В Струеве изначально было заложено не меньше стыда, чем в прочих мужчинах. Если бы он дал себе труд вспомнить себя юношей, то вспомнил бы и это чувство. Но с годами прочие переживания вытеснила страсть к деятельности и долгая, непроходящая, изматывающая досада. Двадцать лет подряд он, точно солдат Павловской гвардии, делал одно и то же упражнение на плацу, а именно — в его случае — бился в запертую дверь. Он знал про себя, что сил у него достанет и еще на двадцать лет, и давно перестал употреблять слова «подвижничество», «ремесло», «подвиг творчества». Ему противен был пафос. Вместе с пафосом ушел и стыд и вообще всякое волнение по поводу впечатления, которое он оставляет у других. Ему сделалось более или менее все равно. Он давно чувствовал себя солдатом в походе и приучил себя — и других тоже — относиться к попутным событиям в своей жизни легко. Он чувствовал за собой право вести себя как солдат, главная цель которого — война, но который на ходу может сорвать яблоко в чужом саду или переночевать в случайном сеновале. Женщины, с которыми он спал, давно не спрашивали, любит ли он их, а жена давно не спрашивала, придет ли он домой ночью. Сегодняшний день был днем битвы, после битвы полагаются трофеи — в этом не было ничего странного или особенного. Так было всегда и так всегда будет. Перемелется — мука будет, обычно говорил Струев и скалился в улыбке. Пару месяцев назад он едва не разругался с четой Пинкисевичей: пришел в гости, а под утро, пьяный, довольно грубо добился благосклонности сестры Гали Пинкисевич, тридцатилетней Анечки, приехавшей из Винницы. Эдик наутро кричал, что он, Струев, не имеет совести, что люди для него — грязь под ногой. Струев с похмелья не имел даже сил спорить. Он только и смог, что разлепить губы и спросить: «Пинкисевич, ты что, дурак?» Спас отношения Гриша Гузкин. Затюканный женой семьянин, он восхищался свободным образом жизни Струева и в то утро убеждал Пинкисевичей, что «девке повезло и будет что вспомнить». Пинкисевичи, в сущности, и сами склонялись к тому же мнению и в конце концов согласились. Анечка же в дискуссии участия не принимала: спала до полудня, потом переживала в своей комнате, немного поплакала, вышла только к вечернему чаю, когда гости разошлись.

3

Создание картины начинается с создания поверхности, на которой картина будет написана. Сегодня существует убеждение, будто писать можно на чем попало, буквально на всем, что подвернется под руку. Это, разумеется, физически выполнимо — почему бы и нет? Однако один из основных законов искусства заключается в том, что произведение искусства возвращает в мир ровно столько энергии, сколько было истрачено на его создание. Иными словами, если писать на чем попало, то и получится что попало. Результат, то есть сама законченная картина, прямо зависит от материала, который служит основой, от качества поверхности этого материала, от состава грунта, которым покрыта поверхность. Исходя из сказанного, необходимо подойти к приготовлению холста с той же тщательностью, с какой подходят к выбору сюжета. Творчество начинается не тогда, когда художник берет в руку кисть, и даже не тогда, когда он выбирает краски для палитры, но тогда, когда он определенным образом готовит поверхность для своей картины. Именно это в конце концов определит характер живописи.

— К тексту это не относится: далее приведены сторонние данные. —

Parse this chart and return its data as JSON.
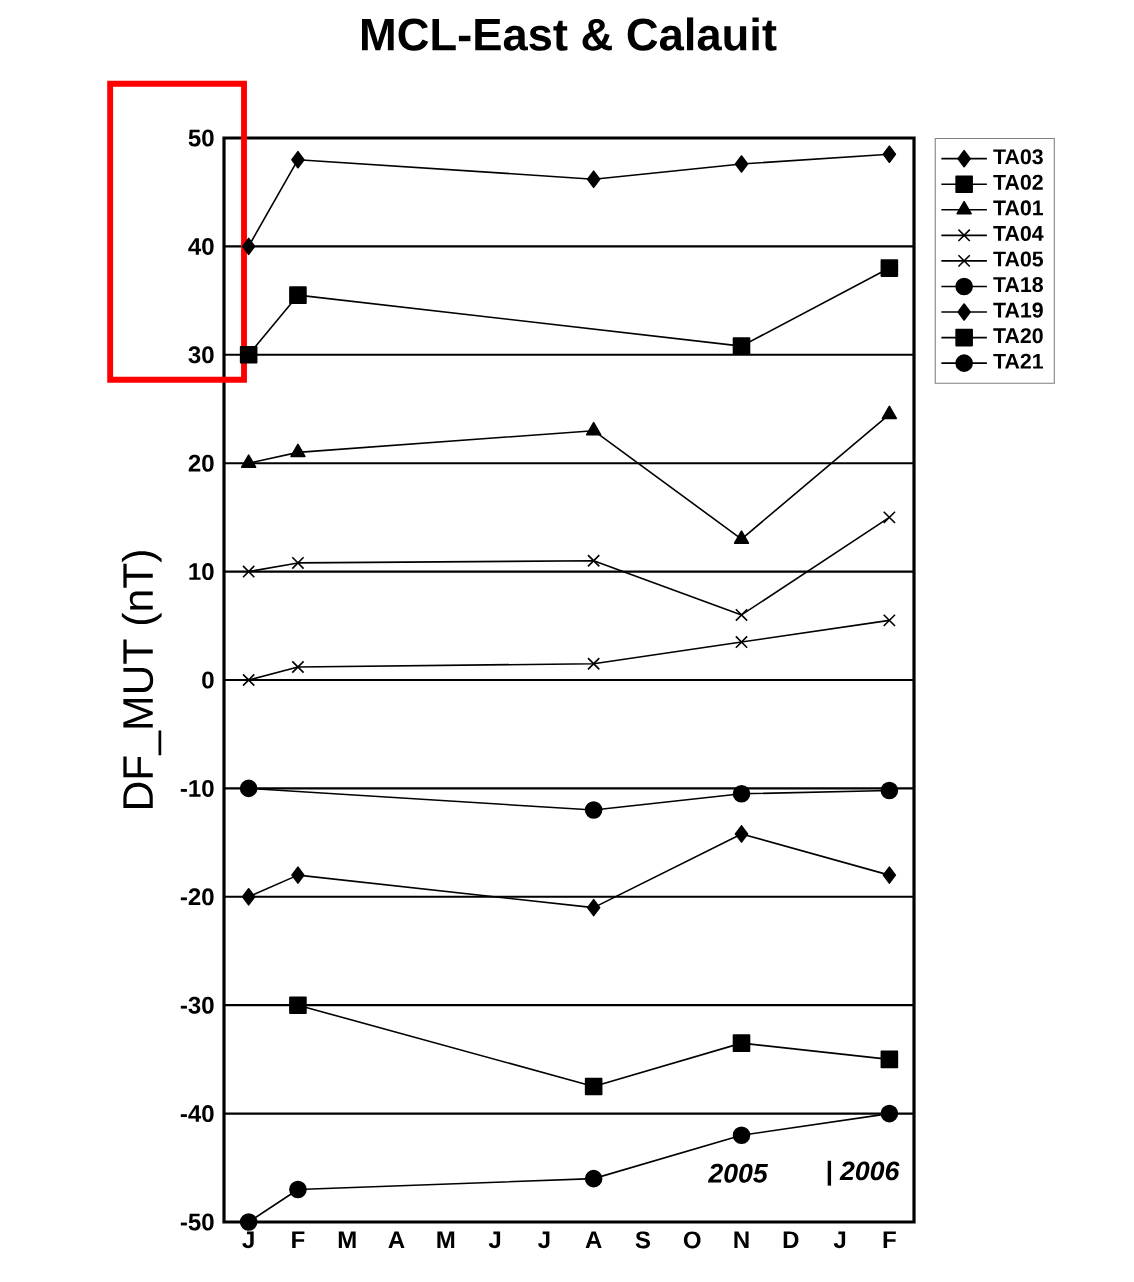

Кисть по-разному реагирует на гладкий, шлифованный меловой грунт, каким покрывают доски, или на густой, шершавый грунт, которым обыкновенно заканчивают покрытие крупнозернистого холста, или на блестящий, отполированный пемзой верхний слой грунта гладкого полотна. В каждом случае след, оставленный кистью на поверхности, получится разный, два одинаковых мазка, нанесенных на разные грунты, дадут противоположные результаты. Трудно представить себе, что вещи Брейгеля или Мемлинга могли быть написаны на крупнозернистом холсте (в действительности они выполнены на шлифованных дубовых досках, вываренных в льняном масле и покрытых затем тонким левкасом). Напротив, Гоген специально заказывал самый ворсистый джутовый холст для своих произведений. Рембрандт, как известно, предпочитал тяжелый крупнозернистый холст, но долго шлифовал его пемзой.

Собственно, каждый большой художник оставил рецепт своего любимого грунта, случайностей в этом вопросе не было и никогда не будет.

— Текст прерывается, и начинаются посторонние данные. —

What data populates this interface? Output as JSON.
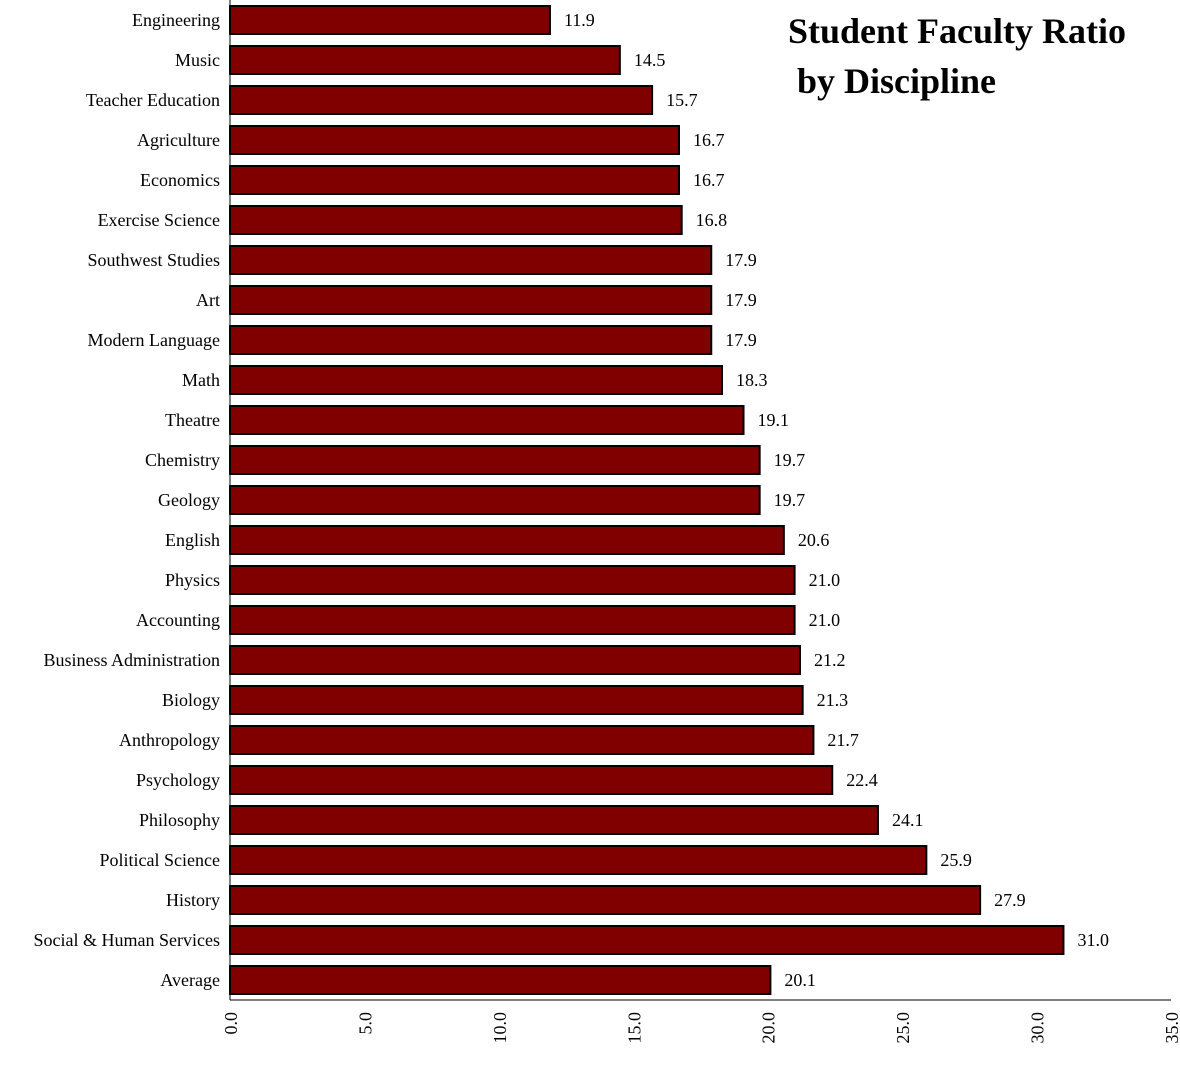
{
  "chart_data": {
    "type": "bar",
    "orientation": "horizontal",
    "title": "Student Faculty Ratio\n by Discipline",
    "categories": [
      "Engineering",
      "Music",
      "Teacher Education",
      "Agriculture",
      "Economics",
      "Exercise Science",
      "Southwest Studies",
      "Art",
      "Modern Language",
      "Math",
      "Theatre",
      "Chemistry",
      "Geology",
      "English",
      "Physics",
      "Accounting",
      "Business Administration",
      "Biology",
      "Anthropology",
      "Psychology",
      "Philosophy",
      "Political Science",
      "History",
      "Social & Human Services",
      "Average"
    ],
    "values": [
      11.9,
      14.5,
      15.7,
      16.7,
      16.7,
      16.8,
      17.9,
      17.9,
      17.9,
      18.3,
      19.1,
      19.7,
      19.7,
      20.6,
      21.0,
      21.0,
      21.2,
      21.3,
      21.7,
      22.4,
      24.1,
      25.9,
      27.9,
      31.0,
      20.1
    ],
    "value_labels": [
      "11.9",
      "14.5",
      "15.7",
      "16.7",
      "16.7",
      "16.8",
      "17.9",
      "17.9",
      "17.9",
      "18.3",
      "19.1",
      "19.7",
      "19.7",
      "20.6",
      "21.0",
      "21.0",
      "21.2",
      "21.3",
      "21.7",
      "22.4",
      "24.1",
      "25.9",
      "27.9",
      "31.0",
      "20.1"
    ],
    "xlim": [
      0,
      35
    ],
    "x_ticks": [
      0,
      5,
      10,
      15,
      20,
      25,
      30,
      35
    ],
    "x_tick_labels": [
      "0.0",
      "5.0",
      "10.0",
      "15.0",
      "20.0",
      "25.0",
      "30.0",
      "35.0"
    ],
    "xlabel": "",
    "ylabel": "",
    "grid": false,
    "legend": "none",
    "bar_color": "#800000",
    "bar_edge_color": "#000000"
  }
}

Короче говоря, картина является картиной еще тогда, когда художник и не начинал на ней рисовать. И Ван Гог, и Гойя видели свои картины уже готовыми, разглядывая холст, натянутый на подрамник, покрытый непросохшим грунтом.

Когда живописец готовит грунт, он имеет дело с веществами нехудожественными — работает с клеем, глицерином, мелом. Невозможно объяснить, как так получается, что это ремесленное, техническое занятие делается возвышенным. Вероятно, художник должен верить в то, что любое усилие, отданное холсту, так или иначе поможет созданию образа. Впрочем, он должен думать и о практических аспектах своего занятия. Если в грунт недоложено клея, масляная краска пробьет холст насквозь, и холст сгниет. Если клея слишком много, грунт со временем потрескается, появятся так называемые кракелюры — круговые трещины в грунте, которые приводят к разрушению красочного слоя.

ЧАСТЬ ВТОРАЯ

23

Существуют картины, написанные поверх других, — художник использует былую картину просто как основу, как грунт. Случалось, живописец брал законченную картину, чтобы писать поверх нее — просто от недостатка холста. Чаще всего так поступают с собственной картиной, если признают ее негодной, но бывали случаи, когда художник брал чужой холст и писал поверх него. Разумеется, это предполагает достаточно высокую самооценку художника и, во всяком случае, неуважительное отношение к труду предшественника. Рассказывают, что Модильяни, не имея возможности приобрести чистый холст, заходил к знакомому торговцу картинами, который давал ему выбрать чужую картину для работы — среди тех, что не находили спроса. Согласно рассказу, Модильяни, прежде чем забрать чужой холст, долго к нему присматривался и, если находил хоть что-нибудь достойное внимания, не мог позволить себе записать чужую картину. Иногда он проводил часы, разглядывая чужие — вероятно, не самые выдающиеся — картины, и, после колебаний, так и не решался ничего взять. Видите, показывал он на деталь в чужом холсте, какой интересный фрагмент — его нельзя уничтожать. Напротив того, Пикассо славился бесцеремонностью, он не мог себя сдержать и покрывал живописью любую поверхность — в том числе картины друзей. Его, как говорят, было опасно оставить в чужой мастерской: он мог записать чужой холст, не говоря о том, что рисовал на полу, дверях и стенах.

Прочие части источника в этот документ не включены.